The saganaki was a little less simple than I anticipated too. The dusting of flour was fine, but unlike its cousin haloumi, these saganaki triangles bubbled and melted and glooped all over the pan! They're clearly at their best with a fast and dry fry.
They're lessons learned for next time, and they barely lessened our enjoyment this time. This salty, sweet and spicy goodness went down a treat with a huge, tangy green salad.

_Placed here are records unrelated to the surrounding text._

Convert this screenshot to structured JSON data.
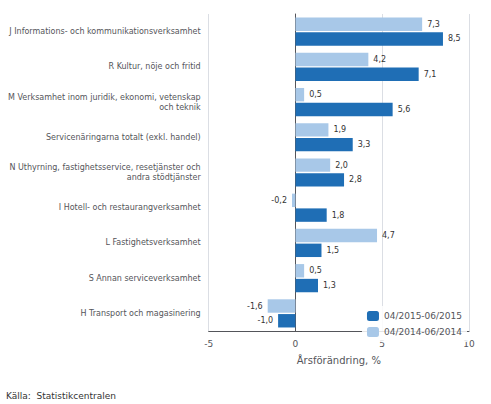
{
  "chart_data": {
    "type": "bar",
    "orientation": "horizontal",
    "categories": [
      "H Transport och magasinering",
      "S Annan serviceverksamhet",
      "L Fastighetsverksamhet",
      "I Hotell- och restaurangverksamhet",
      "N Uthyrning, fastighetsservice, resetjänster och\nandra stödtjänster",
      "Servicenäringarna totalt (exkl. handel)",
      "M Verksamhet inom juridik, ekonomi, vetenskap\noch teknik",
      "R Kultur, nöje och fritid",
      "J Informations- och kommunikationsverksamhet"
    ],
    "series": [
      {
        "name": "04/2015-06/2015",
        "color": "#1f6eb5",
        "values": [
          -1.0,
          1.3,
          1.5,
          1.8,
          2.8,
          3.3,
          5.6,
          7.1,
          8.5
        ],
        "value_labels": [
          "-1,0",
          "1,3",
          "1,5",
          "1,8",
          "2,8",
          "3,3",
          "5,6",
          "7,1",
          "8,5"
        ]
      },
      {
        "name": "04/2014-06/2014",
        "color": "#a8c8e8",
        "values": [
          -1.6,
          0.5,
          4.7,
          -0.2,
          2.0,
          1.9,
          0.5,
          4.2,
          7.3
        ],
        "value_labels": [
          "-1,6",
          "0,5",
          "4,7",
          "-0,2",
          "2,0",
          "1,9",
          "0,5",
          "4,2",
          "7,3"
        ]
      }
    ],
    "xlabel": "Årsförändring, %",
    "annotations": [
      "Källa:  Statistikcentralen"
    ],
    "xlim": [
      -5,
      10
    ],
    "xticks": [
      -5,
      0,
      5,
      10
    ],
    "grid": true,
    "legend": "lower right",
    "data_labels": true
  }
}
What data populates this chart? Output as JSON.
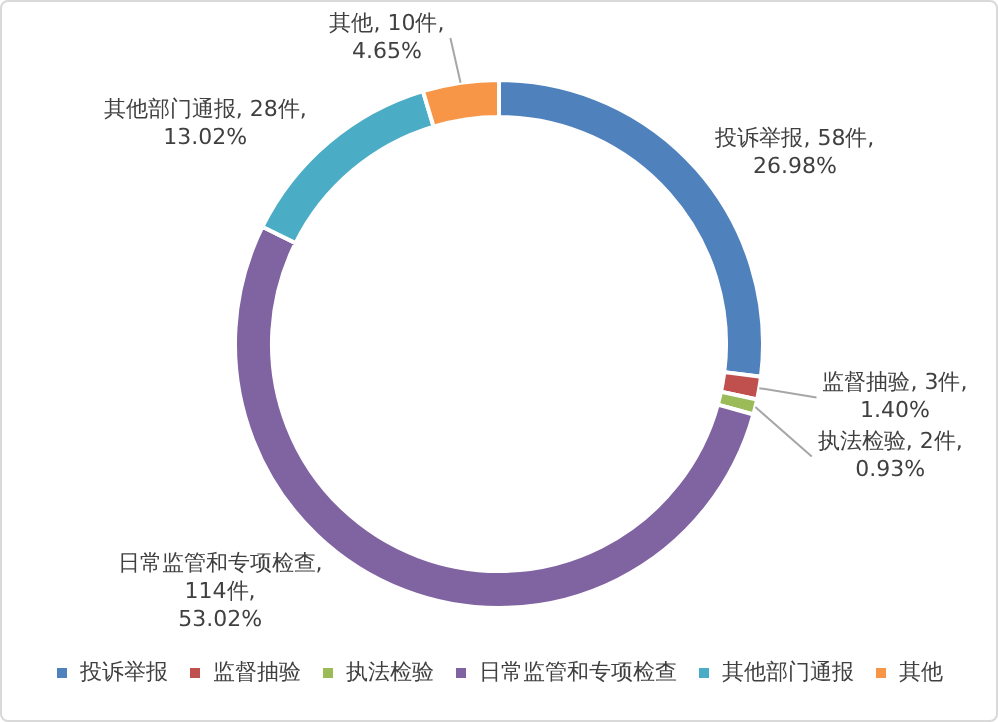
{
  "chart_data": {
    "type": "donut",
    "categories": [
      "投诉举报",
      "监督抽验",
      "执法检验",
      "日常监管和专项检查",
      "其他部门通报",
      "其他"
    ],
    "values": [
      58,
      3,
      2,
      114,
      28,
      10
    ],
    "colors": [
      "#4f81bd",
      "#c0504d",
      "#9bbb59",
      "#8064a2",
      "#4bacc6",
      "#f79646"
    ],
    "value_labels": [
      "投诉举报, 58件, 26.98%",
      "监督抽验, 3件, 1.40%",
      "执法检验, 2件, 0.93%",
      "日常监管和专项检查, 114件, 53.02%",
      "其他部门通报, 28件, 13.02%",
      "其他, 10件, 4.65%"
    ],
    "legend": "bottom"
  }
}
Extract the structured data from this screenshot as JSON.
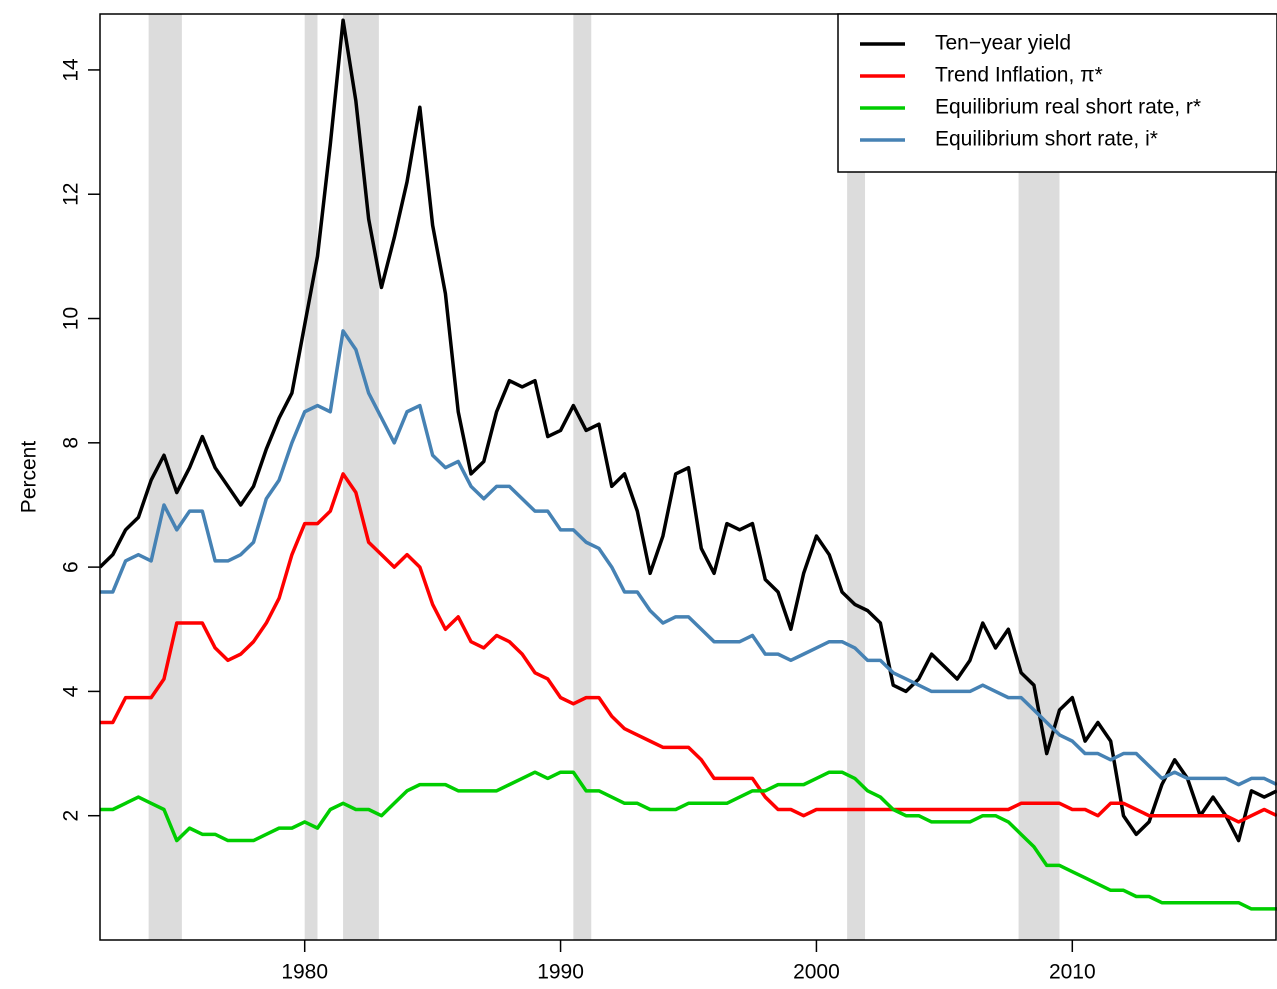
{
  "chart_data": {
    "type": "line",
    "y_label": "Percent",
    "x": [
      1972,
      1972.5,
      1973,
      1973.5,
      1974,
      1974.5,
      1975,
      1975.5,
      1976,
      1976.5,
      1977,
      1977.5,
      1978,
      1978.5,
      1979,
      1979.5,
      1980,
      1980.5,
      1981,
      1981.5,
      1982,
      1982.5,
      1983,
      1983.5,
      1984,
      1984.5,
      1985,
      1985.5,
      1986,
      1986.5,
      1987,
      1987.5,
      1988,
      1988.5,
      1989,
      1989.5,
      1990,
      1990.5,
      1991,
      1991.5,
      1992,
      1992.5,
      1993,
      1993.5,
      1994,
      1994.5,
      1995,
      1995.5,
      1996,
      1996.5,
      1997,
      1997.5,
      1998,
      1998.5,
      1999,
      1999.5,
      2000,
      2000.5,
      2001,
      2001.5,
      2002,
      2002.5,
      2003,
      2003.5,
      2004,
      2004.5,
      2005,
      2005.5,
      2006,
      2006.5,
      2007,
      2007.5,
      2008,
      2008.5,
      2009,
      2009.5,
      2010,
      2010.5,
      2011,
      2011.5,
      2012,
      2012.5,
      2013,
      2013.5,
      2014,
      2014.5,
      2015,
      2015.5,
      2016,
      2016.5,
      2017,
      2017.5,
      2018
    ],
    "series": [
      {
        "name": "Ten−year yield",
        "color": "#000000",
        "values": [
          6.0,
          6.2,
          6.6,
          6.8,
          7.4,
          7.8,
          7.2,
          7.6,
          8.1,
          7.6,
          7.3,
          7.0,
          7.3,
          7.9,
          8.4,
          8.8,
          9.9,
          11.0,
          12.8,
          14.8,
          13.5,
          11.6,
          10.5,
          11.3,
          12.2,
          13.4,
          11.5,
          10.4,
          8.5,
          7.5,
          7.7,
          8.5,
          9.0,
          8.9,
          9.0,
          8.1,
          8.2,
          8.6,
          8.2,
          8.3,
          7.3,
          7.5,
          6.9,
          5.9,
          6.5,
          7.5,
          7.6,
          6.3,
          5.9,
          6.7,
          6.6,
          6.7,
          5.8,
          5.6,
          5.0,
          5.9,
          6.5,
          6.2,
          5.6,
          5.4,
          5.3,
          5.1,
          4.1,
          4.0,
          4.2,
          4.6,
          4.4,
          4.2,
          4.5,
          5.1,
          4.7,
          5.0,
          4.3,
          4.1,
          3.0,
          3.7,
          3.9,
          3.2,
          3.5,
          3.2,
          2.0,
          1.7,
          1.9,
          2.5,
          2.9,
          2.6,
          2.0,
          2.3,
          2.0,
          1.6,
          2.4,
          2.3,
          2.4
        ]
      },
      {
        "name": "Trend Inflation, π*",
        "color": "#ff0000",
        "values": [
          3.5,
          3.5,
          3.9,
          3.9,
          3.9,
          4.2,
          5.1,
          5.1,
          5.1,
          4.7,
          4.5,
          4.6,
          4.8,
          5.1,
          5.5,
          6.2,
          6.7,
          6.7,
          6.9,
          7.5,
          7.2,
          6.4,
          6.2,
          6.0,
          6.2,
          6.0,
          5.4,
          5.0,
          5.2,
          4.8,
          4.7,
          4.9,
          4.8,
          4.6,
          4.3,
          4.2,
          3.9,
          3.8,
          3.9,
          3.9,
          3.6,
          3.4,
          3.3,
          3.2,
          3.1,
          3.1,
          3.1,
          2.9,
          2.6,
          2.6,
          2.6,
          2.6,
          2.3,
          2.1,
          2.1,
          2.0,
          2.1,
          2.1,
          2.1,
          2.1,
          2.1,
          2.1,
          2.1,
          2.1,
          2.1,
          2.1,
          2.1,
          2.1,
          2.1,
          2.1,
          2.1,
          2.1,
          2.2,
          2.2,
          2.2,
          2.2,
          2.1,
          2.1,
          2.0,
          2.2,
          2.2,
          2.1,
          2.0,
          2.0,
          2.0,
          2.0,
          2.0,
          2.0,
          2.0,
          1.9,
          2.0,
          2.1,
          2.0
        ]
      },
      {
        "name": "Equilibrium real short rate, r*",
        "color": "#00cd00",
        "values": [
          2.1,
          2.1,
          2.2,
          2.3,
          2.2,
          2.1,
          1.6,
          1.8,
          1.7,
          1.7,
          1.6,
          1.6,
          1.6,
          1.7,
          1.8,
          1.8,
          1.9,
          1.8,
          2.1,
          2.2,
          2.1,
          2.1,
          2.0,
          2.2,
          2.4,
          2.5,
          2.5,
          2.5,
          2.4,
          2.4,
          2.4,
          2.4,
          2.5,
          2.6,
          2.7,
          2.6,
          2.7,
          2.7,
          2.4,
          2.4,
          2.3,
          2.2,
          2.2,
          2.1,
          2.1,
          2.1,
          2.2,
          2.2,
          2.2,
          2.2,
          2.3,
          2.4,
          2.4,
          2.5,
          2.5,
          2.5,
          2.6,
          2.7,
          2.7,
          2.6,
          2.4,
          2.3,
          2.1,
          2.0,
          2.0,
          1.9,
          1.9,
          1.9,
          1.9,
          2.0,
          2.0,
          1.9,
          1.7,
          1.5,
          1.2,
          1.2,
          1.1,
          1.0,
          0.9,
          0.8,
          0.8,
          0.7,
          0.7,
          0.6,
          0.6,
          0.6,
          0.6,
          0.6,
          0.6,
          0.6,
          0.5,
          0.5,
          0.5
        ]
      },
      {
        "name": "Equilibrium short rate, i*",
        "color": "#4682b4",
        "values": [
          5.6,
          5.6,
          6.1,
          6.2,
          6.1,
          7.0,
          6.6,
          6.9,
          6.9,
          6.1,
          6.1,
          6.2,
          6.4,
          7.1,
          7.4,
          8.0,
          8.5,
          8.6,
          8.5,
          9.8,
          9.5,
          8.8,
          8.4,
          8.0,
          8.5,
          8.6,
          7.8,
          7.6,
          7.7,
          7.3,
          7.1,
          7.3,
          7.3,
          7.1,
          6.9,
          6.9,
          6.6,
          6.6,
          6.4,
          6.3,
          6.0,
          5.6,
          5.6,
          5.3,
          5.1,
          5.2,
          5.2,
          5.0,
          4.8,
          4.8,
          4.8,
          4.9,
          4.6,
          4.6,
          4.5,
          4.6,
          4.7,
          4.8,
          4.8,
          4.7,
          4.5,
          4.5,
          4.3,
          4.2,
          4.1,
          4.0,
          4.0,
          4.0,
          4.0,
          4.1,
          4.0,
          3.9,
          3.9,
          3.7,
          3.5,
          3.3,
          3.2,
          3.0,
          3.0,
          2.9,
          3.0,
          3.0,
          2.8,
          2.6,
          2.7,
          2.6,
          2.6,
          2.6,
          2.6,
          2.5,
          2.6,
          2.6,
          2.5
        ]
      }
    ],
    "recessions": [
      [
        1973.9,
        1975.2
      ],
      [
        1980.0,
        1980.5
      ],
      [
        1981.5,
        1982.9
      ],
      [
        1990.5,
        1991.2
      ],
      [
        2001.2,
        2001.9
      ],
      [
        2007.9,
        2009.5
      ]
    ],
    "recession_color": "#dcdcdc",
    "xlim": [
      1972,
      2018
    ],
    "xticks": [
      1980,
      1990,
      2000,
      2010
    ],
    "ylim": [
      0,
      14.9
    ],
    "yticks": [
      2,
      4,
      6,
      8,
      10,
      12,
      14
    ],
    "legend": "topright"
  }
}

Saganaki with peppered figs
(slightly adapted from a recipe at Cook Almost Anything)
250g dried figs
2 tablespoons maple syrup
2 tablespoons balsamic vinegar
1 tablespoon black pepper
1/2 teaspoon cinnamon
1 bay leaf
1 vanilla pod
flour, for dusting
olive oil. for frying
Slice each of the figs in half and place them all in a medium-sized saucepan. Add in the maple syrup, balsamic vinegar, pepper, cinnamon, and bay leaf. Slice the vanilla pod lengthways, scrape the seeds into the saucepan and drop the vanilla pod in too. Add in the cloves. Pour over enough water to cover all the ingredients and simmer them until the figs are soft and the liquid is reduced to a syrup, about an hour. Remove the bay leaf and cloves. Keep the figs and syrup warm.
Slice the saganaki lengthways into 5mm-thick pieces, and lightly dust each piece with flour. Heat just a little oil in a frypan over medium-high heat. Place the saganaki slices in the pan and fry them until just golden on each side (this could take less than a minute!). Serve the saganaki immediately with the figs and syrup spooned over the top.